Donnerstag, 27. Oktober 2016

Das Lutherjahr 2017 vor der Eröffnung

Mancher ist dieses Endlosgedenkens schon überdrüssig. Dabei geht das große Reformationsjubiläumsjahr "Luther 2017" jetzt erst richtig los:
In Wittenberg wurde am vergangenen Wochenende das Panorama "LUTHER 1517" des Künstlers Yadegar Asisi eröffnet, mit Schirmherrin Margot Käßmann und allem Pipapo. 360° weit wird die Geschichte von Luthers Reformation dort dargestellt - und der Betrachter steht mittendrin. Bei der ganzen Feierei gerät mitunter in Vergessenheit, worum es den Menschen damals eigentlich ging, bevor Machtfragen die Oberhand bekamen: Um Angst und Verdammnis, Befreiung und Erlösung, Glauben und Gnade, Himmel und Hölle.

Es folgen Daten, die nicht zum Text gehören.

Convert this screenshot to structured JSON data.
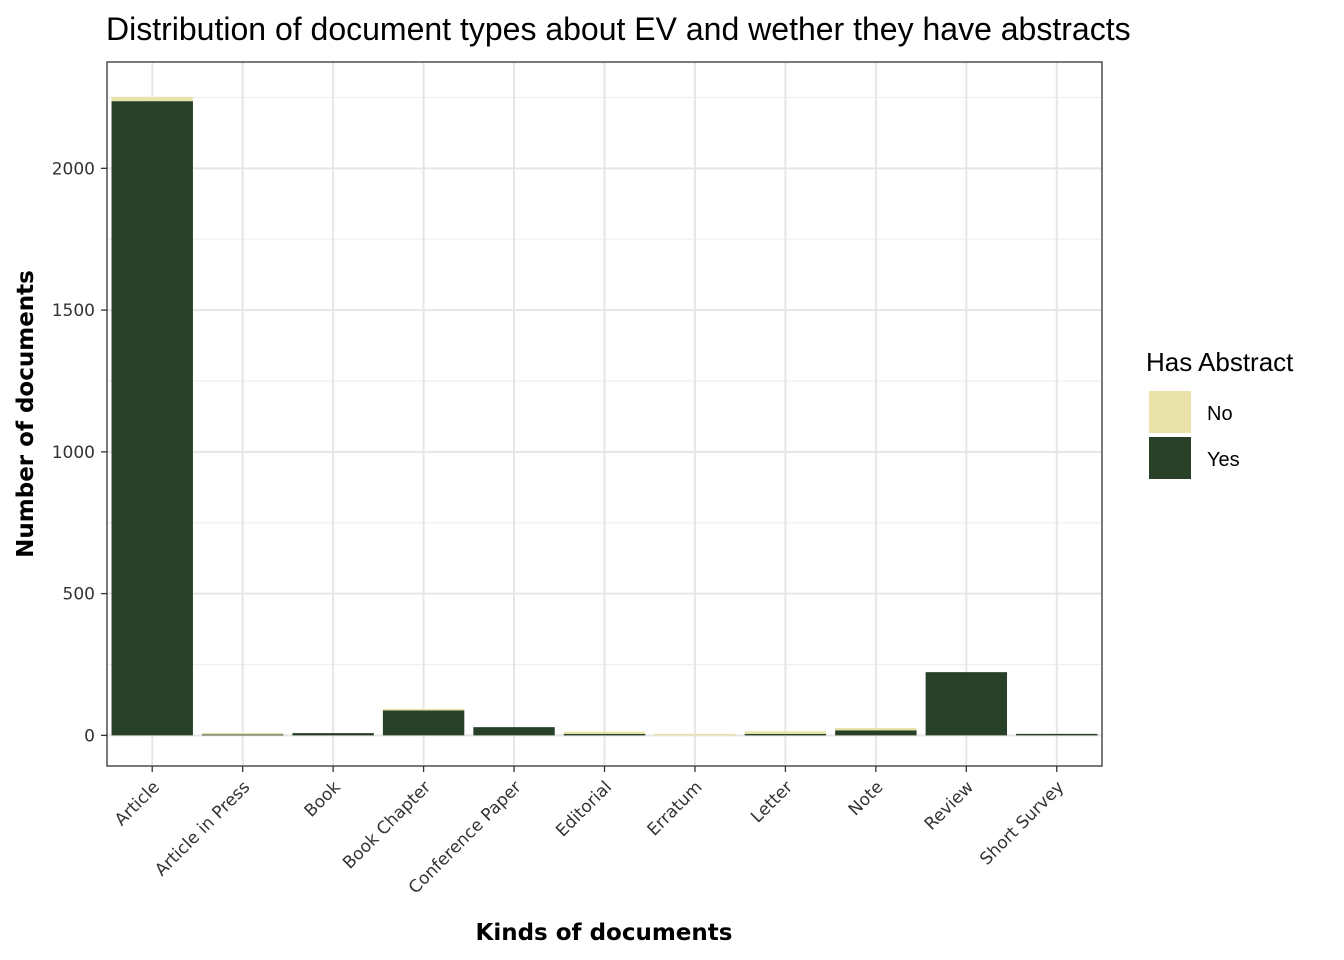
{
  "chart_data": {
    "type": "bar",
    "stacked": true,
    "title": "Distribution of document types about EV and wether they have abstracts",
    "xlabel": "Kinds of documents",
    "ylabel": "Number of documents",
    "categories": [
      "Article",
      "Article in Press",
      "Book",
      "Book Chapter",
      "Conference Paper",
      "Editorial",
      "Erratum",
      "Letter",
      "Note",
      "Review",
      "Short Survey"
    ],
    "series": [
      {
        "name": "No",
        "color": "#e8e2a8",
        "values": [
          15,
          1,
          0,
          3,
          0,
          8,
          3,
          9,
          8,
          0,
          0
        ]
      },
      {
        "name": "Yes",
        "color": "#284027",
        "values": [
          2237,
          3,
          8,
          88,
          29,
          5,
          0,
          5,
          18,
          223,
          4
        ]
      }
    ],
    "yticks": [
      0,
      500,
      1000,
      1500,
      2000
    ],
    "ylim": [
      -108,
      2375
    ],
    "grid": true,
    "legend": {
      "title": "Has Abstract",
      "position": "right"
    }
  }
}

Letztere sind seit der Aufklärung zwar weitgehend "abgeschafft", Angst und die Sehnsucht nach Befreiung prägen unsere Existenz aber nach wie vor. So taugt das Reformationsgedenken zwar durchaus zur angeregten Reflexion des eigenen Stands in Zeit und Welt - sie taugt aber auch zum Geschichtenerzählen und ist Anlass zu den unterschiedlichsten Events im Namen Luthers.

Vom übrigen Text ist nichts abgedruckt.